Israel is a country with a rich cultural history. Not surprisingly, it also has a long tradition of folk arts and crafts. These art forms provide a glimpse into the overlapping history of Christians, Muslims and Jews in this region of the Middle East. Many of these crafts are suitable to do as children’s projects at home or in the classroom. These art activities also provide an opportunity to discuss ancient history, geography, religion and current events.
Traditionally paper-cutting was used to illustrate the stories of religious texts. Later it was adapted to use for other Jewish customs and holidays, such as marriage contracts and the festival of Sukkot. Older students can use small blades to cut their images, while younger children can use scissors on folded paper.
Embroidery is one example of an extensive tradition of textile design in Israel. Muslim women used embroidered jackets and headdresses to show wealth, marital status and origin. Geometric patterns were quite popular. Students can design and sew their own symbolic embroidery patterns to express their own backgrounds and personal histories. Cross-stitch fabric with a large weave will help guide children. Drawings can be sketched on grid paper before being translated into embroidery or cross stitch.
Micrography is an art form that employs miniature calligraphy to create images or patterns. Often based on religious texts, these tiny words may only be visible upon close inspection. Students can create secular micrography projects based on works of literature, illustrating chosen passages.

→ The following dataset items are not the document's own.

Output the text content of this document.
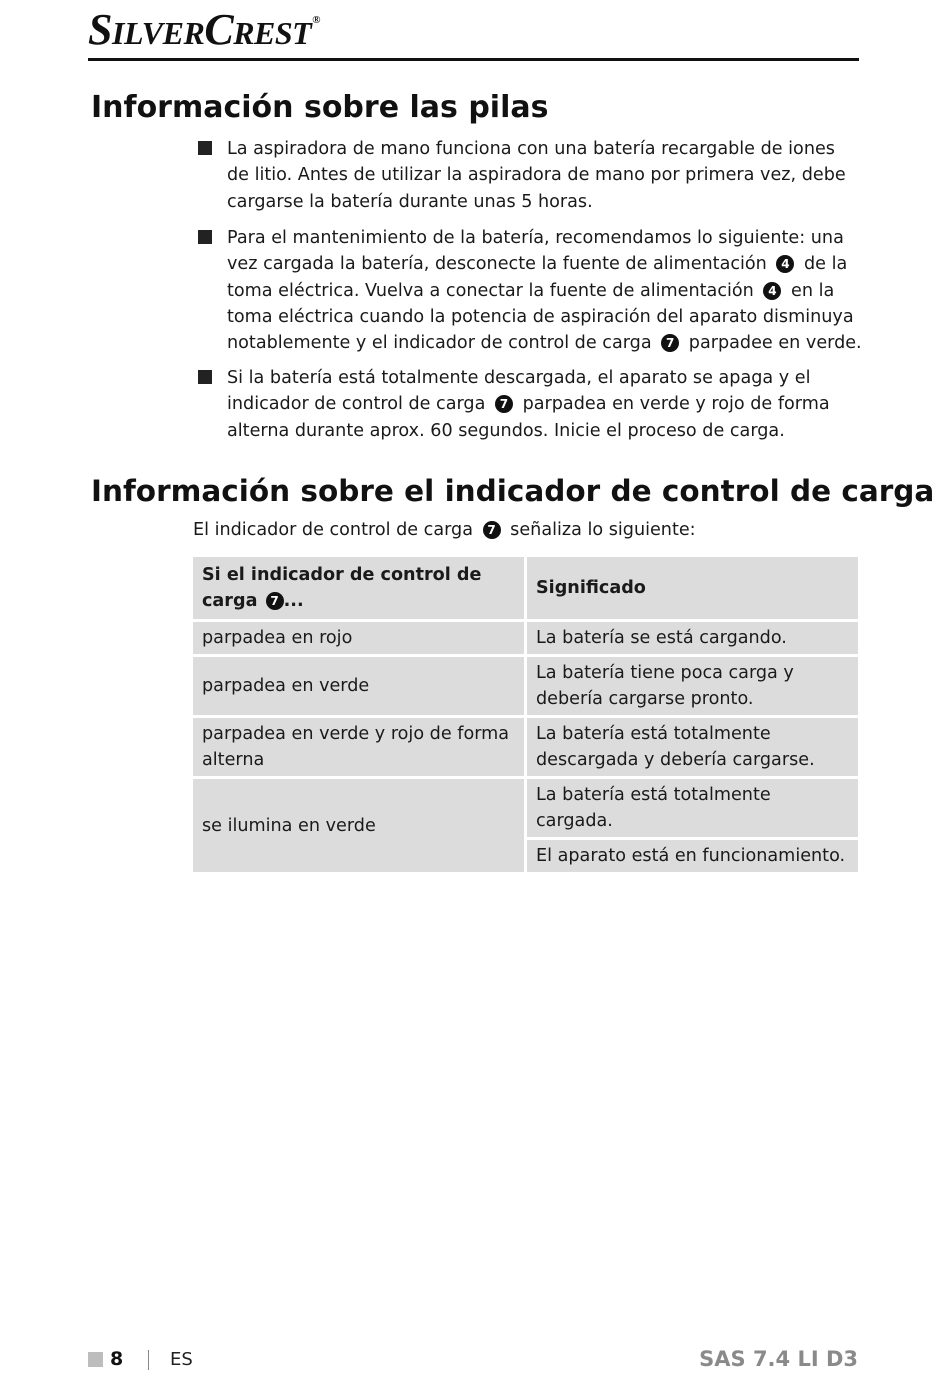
SILVERCREST®
Información sobre las pilas
La aspiradora de mano funciona con una batería recargable de iones de litio. Antes de utilizar la aspiradora de mano por primera vez, debe cargarse la batería durante unas 5 horas.
Para el mantenimiento de la batería, recomendamos lo siguiente: una vez cargada la batería, desconecte la fuente de alimentación 4 de la toma eléctrica. Vuelva a conectar la fuente de alimentación 4 en la toma eléctrica cuando la potencia de aspiración del aparato disminuya notablemente y el indicador de control de carga 7 parpadee en verde.
Si la batería está totalmente descargada, el aparato se apaga y el indicador de control de carga 7 parpadea en verde y rojo de forma alterna durante aprox. 60 segundos. Inicie el proceso de carga.
Información sobre el indicador de control de carga
El indicador de control de carga 7 señaliza lo siguiente:
Si el indicador de control de carga 7 ...	Significado
parpadea en rojo	La batería se está cargando.
parpadea en verde	La batería tiene poca carga y debería cargarse pronto.
parpadea en verde y rojo de forma alterna	La batería está totalmente descargada y debería cargarse.
se ilumina en verde	La batería está totalmente cargada.
	El aparato está en funcionamiento.
8	ES	SAS 7.4 LI D3
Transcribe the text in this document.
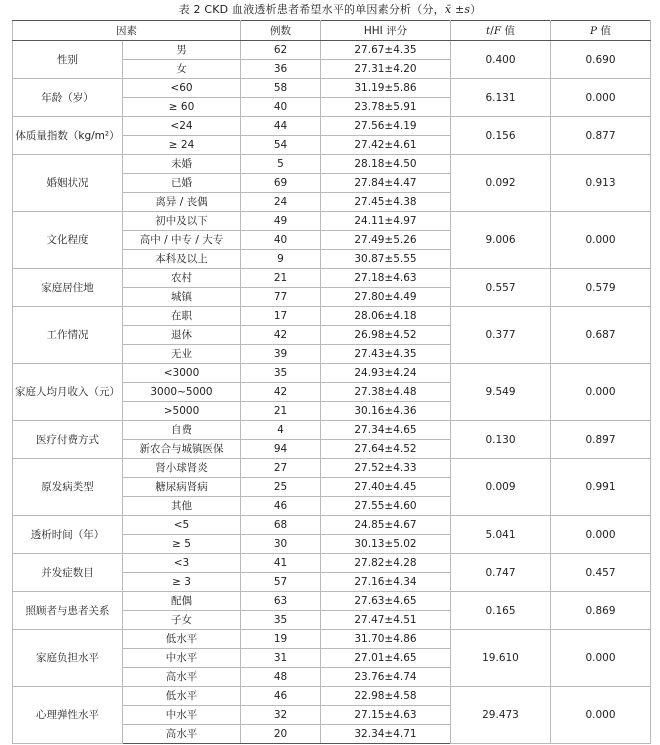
表 2 CKD 血液透析患者希望水平的单因素分析（分，x̄ ±s）
因素		例数	HHI 评分	t/F 值	P 值
性别	男	62	27.67±4.35	0.400	0.690
	女	36	27.31±4.20		
年龄（岁）	<60	58	31.19±5.86	6.131	0.000
	≥ 60	40	23.78±5.91		
体质量指数（kg/m²）	<24	44	27.56±4.19	0.156	0.877
	≥ 24	54	27.42±4.61		
婚姻状况	未婚	5	28.18±4.50	0.092	0.913
	已婚	69	27.84±4.47		
	离异 / 丧偶	24	27.45±4.38		
文化程度	初中及以下	49	24.11±4.97	9.006	0.000
	高中 / 中专 / 大专	40	27.49±5.26		
	本科及以上	9	30.87±5.55		
家庭居住地	农村	21	27.18±4.63	0.557	0.579
	城镇	77	27.80±4.49		
工作情况	在职	17	28.06±4.18	0.377	0.687
	退休	42	26.98±4.52		
	无业	39	27.43±4.35		
家庭人均月收入（元）	<3000	35	24.93±4.24	9.549	0.000
	3000~5000	42	27.38±4.48		
	>5000	21	30.16±4.36		
医疗付费方式	自费	4	27.34±4.65	0.130	0.897
	新农合与城镇医保	94	27.64±4.52		
原发病类型	肾小球肾炎	27	27.52±4.33	0.009	0.991
	糖尿病肾病	25	27.40±4.45		
	其他	46	27.55±4.60		
透析时间（年）	<5	68	24.85±4.67	5.041	0.000
	≥ 5	30	30.13±5.02		
并发症数目	<3	41	27.82±4.28	0.747	0.457
	≥ 3	57	27.16±4.34		
照顾者与患者关系	配偶	63	27.63±4.65	0.165	0.869
	子女	35	27.47±4.51		
家庭负担水平	低水平	19	31.70±4.86	19.610	0.000
	中水平	31	27.01±4.65		
	高水平	48	23.76±4.74		
心理弹性水平	低水平	46	22.98±4.58	29.473	0.000
	中水平	32	27.15±4.63		
	高水平	20	32.34±4.71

Israel is home to stunning ancient Roman and Byzantine mosaics. Mosaics are composed of tiny tiles, generally made of colored glass or ceramics. Older students can safely make mosaics from glass tiles. Instruct them to arrange tiles before gluing or mortaring in place. Have younger children construct mosaics of cut paper squares or fragments of eggshells. Mosaics can be installed directly on walls or affixed to board for portability.